There was no significant difference in expression levels of TNF-α mRNA and TGF-β1 mRNA between the blank group and the control group (P>0.05), but were significantly lower than those in the VMC group and the MG-132 group. However, expression levels of TNF-α mRNA and TGF-β1 mRNA in myocardial tissues of MG-132 group were significantly lower than those of the VMC group (P<0.05) (Table II).

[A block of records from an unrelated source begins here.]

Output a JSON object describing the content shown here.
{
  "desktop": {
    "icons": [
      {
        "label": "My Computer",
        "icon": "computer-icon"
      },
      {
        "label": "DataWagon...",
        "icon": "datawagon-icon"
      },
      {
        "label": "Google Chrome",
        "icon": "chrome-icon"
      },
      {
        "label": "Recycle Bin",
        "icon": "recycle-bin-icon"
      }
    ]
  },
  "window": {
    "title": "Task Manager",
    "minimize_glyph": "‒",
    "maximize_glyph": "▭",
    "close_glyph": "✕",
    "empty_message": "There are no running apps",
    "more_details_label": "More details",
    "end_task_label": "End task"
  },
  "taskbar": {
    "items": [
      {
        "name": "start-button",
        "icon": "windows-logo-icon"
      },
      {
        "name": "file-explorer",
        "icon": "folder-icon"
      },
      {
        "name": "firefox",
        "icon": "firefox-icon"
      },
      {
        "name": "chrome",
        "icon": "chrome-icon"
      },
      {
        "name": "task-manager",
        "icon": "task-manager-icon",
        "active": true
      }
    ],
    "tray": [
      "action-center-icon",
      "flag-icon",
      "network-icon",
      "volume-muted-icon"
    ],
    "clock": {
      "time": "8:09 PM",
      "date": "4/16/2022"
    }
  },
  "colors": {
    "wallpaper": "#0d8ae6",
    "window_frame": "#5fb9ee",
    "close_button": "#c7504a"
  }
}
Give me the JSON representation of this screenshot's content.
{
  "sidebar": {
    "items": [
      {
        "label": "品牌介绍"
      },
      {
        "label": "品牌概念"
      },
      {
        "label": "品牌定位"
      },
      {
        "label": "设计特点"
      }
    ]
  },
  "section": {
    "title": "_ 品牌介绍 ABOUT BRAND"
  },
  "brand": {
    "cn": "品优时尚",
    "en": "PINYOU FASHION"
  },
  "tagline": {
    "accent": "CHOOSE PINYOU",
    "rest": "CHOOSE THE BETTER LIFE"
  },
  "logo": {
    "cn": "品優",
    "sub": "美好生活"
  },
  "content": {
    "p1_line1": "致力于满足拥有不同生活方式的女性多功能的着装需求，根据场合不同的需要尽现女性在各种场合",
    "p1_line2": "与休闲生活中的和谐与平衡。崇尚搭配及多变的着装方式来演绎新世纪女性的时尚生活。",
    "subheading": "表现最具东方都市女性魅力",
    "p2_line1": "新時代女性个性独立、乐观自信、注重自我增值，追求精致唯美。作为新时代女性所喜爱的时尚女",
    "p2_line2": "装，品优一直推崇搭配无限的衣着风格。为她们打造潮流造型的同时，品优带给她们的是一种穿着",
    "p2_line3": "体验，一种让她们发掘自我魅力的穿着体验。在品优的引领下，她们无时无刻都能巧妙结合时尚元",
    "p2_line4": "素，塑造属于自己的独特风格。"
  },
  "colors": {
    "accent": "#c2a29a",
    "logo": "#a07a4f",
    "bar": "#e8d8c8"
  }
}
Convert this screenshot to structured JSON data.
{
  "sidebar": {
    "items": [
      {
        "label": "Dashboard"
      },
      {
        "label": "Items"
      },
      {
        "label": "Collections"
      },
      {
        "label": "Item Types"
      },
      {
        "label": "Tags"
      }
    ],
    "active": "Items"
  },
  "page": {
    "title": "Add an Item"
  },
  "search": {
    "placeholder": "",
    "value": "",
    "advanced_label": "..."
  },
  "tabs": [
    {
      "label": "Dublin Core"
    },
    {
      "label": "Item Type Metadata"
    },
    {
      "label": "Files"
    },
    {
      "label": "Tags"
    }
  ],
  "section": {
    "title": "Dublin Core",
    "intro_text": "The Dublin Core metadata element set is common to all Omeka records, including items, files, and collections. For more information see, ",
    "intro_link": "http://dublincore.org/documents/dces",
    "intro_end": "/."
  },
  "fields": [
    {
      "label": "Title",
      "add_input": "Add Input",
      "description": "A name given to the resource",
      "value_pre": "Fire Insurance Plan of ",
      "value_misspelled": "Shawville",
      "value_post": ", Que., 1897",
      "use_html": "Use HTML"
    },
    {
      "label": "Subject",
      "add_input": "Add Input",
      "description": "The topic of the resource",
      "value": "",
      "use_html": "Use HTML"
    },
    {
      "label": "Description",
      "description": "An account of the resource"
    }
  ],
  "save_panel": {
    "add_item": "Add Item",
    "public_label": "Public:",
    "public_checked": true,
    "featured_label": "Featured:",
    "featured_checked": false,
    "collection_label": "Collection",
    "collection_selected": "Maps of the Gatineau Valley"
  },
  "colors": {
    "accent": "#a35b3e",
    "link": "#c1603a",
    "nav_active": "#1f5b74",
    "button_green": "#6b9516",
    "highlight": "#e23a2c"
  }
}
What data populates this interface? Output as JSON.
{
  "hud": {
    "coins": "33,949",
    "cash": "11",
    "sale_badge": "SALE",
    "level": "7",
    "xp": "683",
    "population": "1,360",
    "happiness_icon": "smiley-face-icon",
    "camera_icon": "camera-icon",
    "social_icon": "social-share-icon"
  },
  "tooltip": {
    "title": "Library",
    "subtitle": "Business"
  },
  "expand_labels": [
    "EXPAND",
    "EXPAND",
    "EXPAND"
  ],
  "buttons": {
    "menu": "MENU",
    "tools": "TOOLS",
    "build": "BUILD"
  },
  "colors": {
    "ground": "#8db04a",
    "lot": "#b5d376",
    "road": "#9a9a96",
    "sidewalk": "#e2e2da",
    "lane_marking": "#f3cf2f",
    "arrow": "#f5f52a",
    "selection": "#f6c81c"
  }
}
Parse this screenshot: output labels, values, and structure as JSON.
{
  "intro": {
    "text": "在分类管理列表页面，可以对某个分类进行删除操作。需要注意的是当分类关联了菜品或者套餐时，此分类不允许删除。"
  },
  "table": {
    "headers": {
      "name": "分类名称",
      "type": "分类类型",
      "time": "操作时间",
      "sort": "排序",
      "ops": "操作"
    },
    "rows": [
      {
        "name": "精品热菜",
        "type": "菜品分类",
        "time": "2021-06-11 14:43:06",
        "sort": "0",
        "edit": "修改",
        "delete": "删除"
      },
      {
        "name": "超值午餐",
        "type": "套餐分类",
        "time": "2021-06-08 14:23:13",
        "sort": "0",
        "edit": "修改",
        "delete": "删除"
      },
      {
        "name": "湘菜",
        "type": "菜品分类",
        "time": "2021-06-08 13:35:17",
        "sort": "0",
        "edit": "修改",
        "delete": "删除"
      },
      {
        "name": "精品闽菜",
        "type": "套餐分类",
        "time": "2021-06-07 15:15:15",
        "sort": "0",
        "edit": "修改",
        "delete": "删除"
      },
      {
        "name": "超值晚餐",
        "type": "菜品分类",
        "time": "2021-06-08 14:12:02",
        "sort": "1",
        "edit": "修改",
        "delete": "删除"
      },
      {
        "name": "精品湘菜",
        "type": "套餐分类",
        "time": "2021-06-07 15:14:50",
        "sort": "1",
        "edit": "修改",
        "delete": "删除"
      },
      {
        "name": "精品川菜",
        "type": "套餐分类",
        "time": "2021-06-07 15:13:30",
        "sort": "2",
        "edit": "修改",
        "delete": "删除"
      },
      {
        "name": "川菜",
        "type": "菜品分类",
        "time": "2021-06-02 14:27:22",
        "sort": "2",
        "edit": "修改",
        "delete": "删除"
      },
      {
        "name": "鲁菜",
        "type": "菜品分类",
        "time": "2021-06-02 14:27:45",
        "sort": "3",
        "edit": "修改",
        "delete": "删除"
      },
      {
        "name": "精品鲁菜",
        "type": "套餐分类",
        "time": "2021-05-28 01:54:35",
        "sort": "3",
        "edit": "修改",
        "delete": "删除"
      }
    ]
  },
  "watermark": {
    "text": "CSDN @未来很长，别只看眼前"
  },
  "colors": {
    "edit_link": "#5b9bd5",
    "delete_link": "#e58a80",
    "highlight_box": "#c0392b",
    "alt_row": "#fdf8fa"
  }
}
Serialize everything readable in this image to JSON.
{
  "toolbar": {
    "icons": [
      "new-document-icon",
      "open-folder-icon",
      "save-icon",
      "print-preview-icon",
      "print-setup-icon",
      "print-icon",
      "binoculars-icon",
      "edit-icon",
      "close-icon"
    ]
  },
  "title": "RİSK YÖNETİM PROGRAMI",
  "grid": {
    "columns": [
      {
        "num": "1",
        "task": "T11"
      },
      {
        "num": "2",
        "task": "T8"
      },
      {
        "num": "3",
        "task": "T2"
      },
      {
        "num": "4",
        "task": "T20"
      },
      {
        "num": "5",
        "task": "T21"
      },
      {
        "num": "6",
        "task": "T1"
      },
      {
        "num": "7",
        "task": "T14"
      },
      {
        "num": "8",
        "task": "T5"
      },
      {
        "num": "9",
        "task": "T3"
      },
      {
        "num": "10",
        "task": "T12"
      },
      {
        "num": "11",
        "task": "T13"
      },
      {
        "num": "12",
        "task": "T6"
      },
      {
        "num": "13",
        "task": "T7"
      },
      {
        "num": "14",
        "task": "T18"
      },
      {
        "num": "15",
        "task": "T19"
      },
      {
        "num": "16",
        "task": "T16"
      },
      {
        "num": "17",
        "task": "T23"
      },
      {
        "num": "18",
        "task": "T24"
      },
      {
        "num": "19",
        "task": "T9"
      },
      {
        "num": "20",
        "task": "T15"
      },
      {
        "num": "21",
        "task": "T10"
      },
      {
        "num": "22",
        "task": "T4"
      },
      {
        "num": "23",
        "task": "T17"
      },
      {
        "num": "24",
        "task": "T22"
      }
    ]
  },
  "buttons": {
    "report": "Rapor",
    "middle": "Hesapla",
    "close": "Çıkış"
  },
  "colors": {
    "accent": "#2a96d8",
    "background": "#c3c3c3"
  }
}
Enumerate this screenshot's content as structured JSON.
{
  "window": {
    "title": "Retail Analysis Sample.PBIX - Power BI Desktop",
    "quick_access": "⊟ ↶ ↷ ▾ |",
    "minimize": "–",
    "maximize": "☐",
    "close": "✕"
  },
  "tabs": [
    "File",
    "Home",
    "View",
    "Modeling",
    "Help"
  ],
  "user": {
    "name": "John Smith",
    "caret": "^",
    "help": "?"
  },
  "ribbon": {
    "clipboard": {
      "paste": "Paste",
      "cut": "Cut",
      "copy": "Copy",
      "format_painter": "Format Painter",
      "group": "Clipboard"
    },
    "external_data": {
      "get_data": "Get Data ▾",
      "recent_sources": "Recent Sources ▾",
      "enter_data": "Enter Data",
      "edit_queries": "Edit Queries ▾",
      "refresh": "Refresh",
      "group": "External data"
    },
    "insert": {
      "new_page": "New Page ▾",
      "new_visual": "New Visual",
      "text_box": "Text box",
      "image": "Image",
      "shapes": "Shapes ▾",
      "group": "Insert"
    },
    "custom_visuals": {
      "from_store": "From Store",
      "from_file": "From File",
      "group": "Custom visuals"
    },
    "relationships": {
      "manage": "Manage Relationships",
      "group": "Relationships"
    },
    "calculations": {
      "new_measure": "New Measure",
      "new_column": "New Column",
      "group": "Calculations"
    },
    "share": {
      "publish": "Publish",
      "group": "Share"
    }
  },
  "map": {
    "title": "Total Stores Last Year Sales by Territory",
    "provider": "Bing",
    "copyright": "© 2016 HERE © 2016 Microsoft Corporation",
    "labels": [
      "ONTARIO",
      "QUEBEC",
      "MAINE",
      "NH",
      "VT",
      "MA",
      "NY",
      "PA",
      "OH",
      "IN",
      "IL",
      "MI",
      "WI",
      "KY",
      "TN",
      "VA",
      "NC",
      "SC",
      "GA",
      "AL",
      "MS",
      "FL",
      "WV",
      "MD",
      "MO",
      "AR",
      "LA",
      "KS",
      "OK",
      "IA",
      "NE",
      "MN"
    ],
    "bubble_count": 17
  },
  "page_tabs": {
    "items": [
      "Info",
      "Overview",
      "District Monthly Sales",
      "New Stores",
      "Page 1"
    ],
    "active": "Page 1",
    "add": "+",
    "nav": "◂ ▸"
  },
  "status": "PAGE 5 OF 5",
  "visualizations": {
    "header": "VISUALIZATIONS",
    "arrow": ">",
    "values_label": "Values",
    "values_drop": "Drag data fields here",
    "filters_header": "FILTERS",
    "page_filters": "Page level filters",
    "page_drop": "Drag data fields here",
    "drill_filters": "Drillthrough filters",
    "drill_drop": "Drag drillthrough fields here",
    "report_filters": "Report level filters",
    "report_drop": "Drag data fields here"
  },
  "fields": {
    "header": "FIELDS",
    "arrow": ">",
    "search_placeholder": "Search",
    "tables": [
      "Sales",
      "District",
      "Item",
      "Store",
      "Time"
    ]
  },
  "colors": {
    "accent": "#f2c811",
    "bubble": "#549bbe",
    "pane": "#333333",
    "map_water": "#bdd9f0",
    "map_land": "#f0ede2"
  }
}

There was no significant difference in the expression levels of TNF-α protein and TGF-β1 protein between blank and control group (P>0.05), but both were significantly lower than those of VMC group and the MG-132 group. However, expression levels of TNF-α and TGF-β1 protein in myocardial tissues of mice in the MG-132 group were significantly lower than those in the VMC group (P<0.05) (Table III).

The expression levels of TNF-α protein and TGF-β1 protein in myocardial tissues were positively correlated with the pathological score of myocardial tissues (r=0.843, P<0.05; r=0.763, P<0.05), and there was a positive correlation between expression levels of TNF-α protein and TGF-β1 protein of VMC mice in myocardial tissues (r=0.672, P<0.05) (Figs. 3–5).